アクティブ・レンジャー日記 [東北地区]

西吾妻山へ

2022年02月16日
裏磐梯 村上英夫

グランデコスキーリゾートから標高1982メートルの西大巓へ登り、さらに2035メートルの西吾妻山へ至るコースは、四季折々の味わいがある人気のルート。

積雪期は、なだらかな山稜に樹氷原が広がり、多くのハイカーが、スノーシューやワカン、シールを装着したスキー等を履いて登っていきます。

2月9日木曜日、このルートの利用状況の調査を行いました。

会津地方はしばらく冬の厳しい天候が続いていましたが、この日はまさかのピンポイントの晴天。

リフトを利用しスキー場トップから登山開始。

すでに複数の明瞭なトレースが山頂へ延びていました。

氷と雪を被ったダケカンバやオオシラビソの樹林帯を1時間ほど歩いて標高を上げていくと、背後の視界が開けて、裏磐梯の景色が見えてきます。

標高1800メートル近くになると、幹や枝葉がほぼ完全に氷に覆われた樹氷が登山者の周囲を囲みます。

1時間40分のハイクアップで西大巓の山頂到着。ここでシールを外して鞍部に下ります。

山頂からは、たおやかな姿の西吾妻山が眼前に。

避難小屋が小さく見えます.

西大巓から西吾妻山へのルートには広大な樹氷原が広がり、「モンスター」と呼ばれる樹氷の間を縫うように歩きます。

西吾妻の樹氷は、蔵王や八甲田ほど背が高くないので「リトルモンスター」とも呼ばれます。

シュカブラ(雪の風紋)もきれい。

西吾妻小屋は3分の1ほど雪に埋もれ、中に入るには窓の横の冬季用出入口を使います。右の写真は9月に撮影したもの。                   

 

西吾妻山頂の道標は雪の下。山頂付近は平らで茫洋としてどこが山頂なのか判然としませんが、無雪期とは異なり視界が開けているので、県境尾根の向こうに一切経山の姿が望めます。

背後には西大巓が雲海に浮かんでいました。

天気が良いと最高のコースですが、山がガスに包まれると、なだらかな山容がルートファインディングを難しくします。

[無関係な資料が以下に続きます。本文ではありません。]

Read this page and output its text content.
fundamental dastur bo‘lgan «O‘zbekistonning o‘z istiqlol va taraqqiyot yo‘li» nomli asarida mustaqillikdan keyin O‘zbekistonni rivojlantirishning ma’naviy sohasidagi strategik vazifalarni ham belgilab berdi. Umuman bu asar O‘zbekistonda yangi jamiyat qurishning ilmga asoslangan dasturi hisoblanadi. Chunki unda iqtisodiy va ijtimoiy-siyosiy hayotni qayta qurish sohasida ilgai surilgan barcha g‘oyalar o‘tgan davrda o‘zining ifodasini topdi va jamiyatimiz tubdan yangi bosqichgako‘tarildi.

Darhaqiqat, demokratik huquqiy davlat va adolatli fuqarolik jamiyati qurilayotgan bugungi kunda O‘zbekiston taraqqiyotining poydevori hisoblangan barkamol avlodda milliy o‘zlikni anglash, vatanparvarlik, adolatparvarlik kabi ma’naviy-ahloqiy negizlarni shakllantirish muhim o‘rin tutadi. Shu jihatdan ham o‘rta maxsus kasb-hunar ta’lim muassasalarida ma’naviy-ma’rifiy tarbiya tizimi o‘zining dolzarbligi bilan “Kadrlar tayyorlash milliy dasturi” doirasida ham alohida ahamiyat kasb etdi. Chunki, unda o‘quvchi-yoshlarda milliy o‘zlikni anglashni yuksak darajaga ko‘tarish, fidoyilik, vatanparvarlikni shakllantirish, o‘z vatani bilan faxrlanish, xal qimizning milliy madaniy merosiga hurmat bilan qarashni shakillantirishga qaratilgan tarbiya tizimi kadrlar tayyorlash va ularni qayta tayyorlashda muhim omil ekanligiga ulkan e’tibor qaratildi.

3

また、西大巓からスキー場へ下るルートは樹間が狭く、滑走するには技術と経験が求められ、雪の中に隠れた枝や倒木もあるので、十分な注意が必要です。

この日、出会ったハイカーは約10組、25名ほど。

スノーシューまたはワカンのハイカーが多く、スキーとスノーボードの方々が約10名。

好天の週末には多くのハイカーが訪れる、吾妻の自慢のルートです。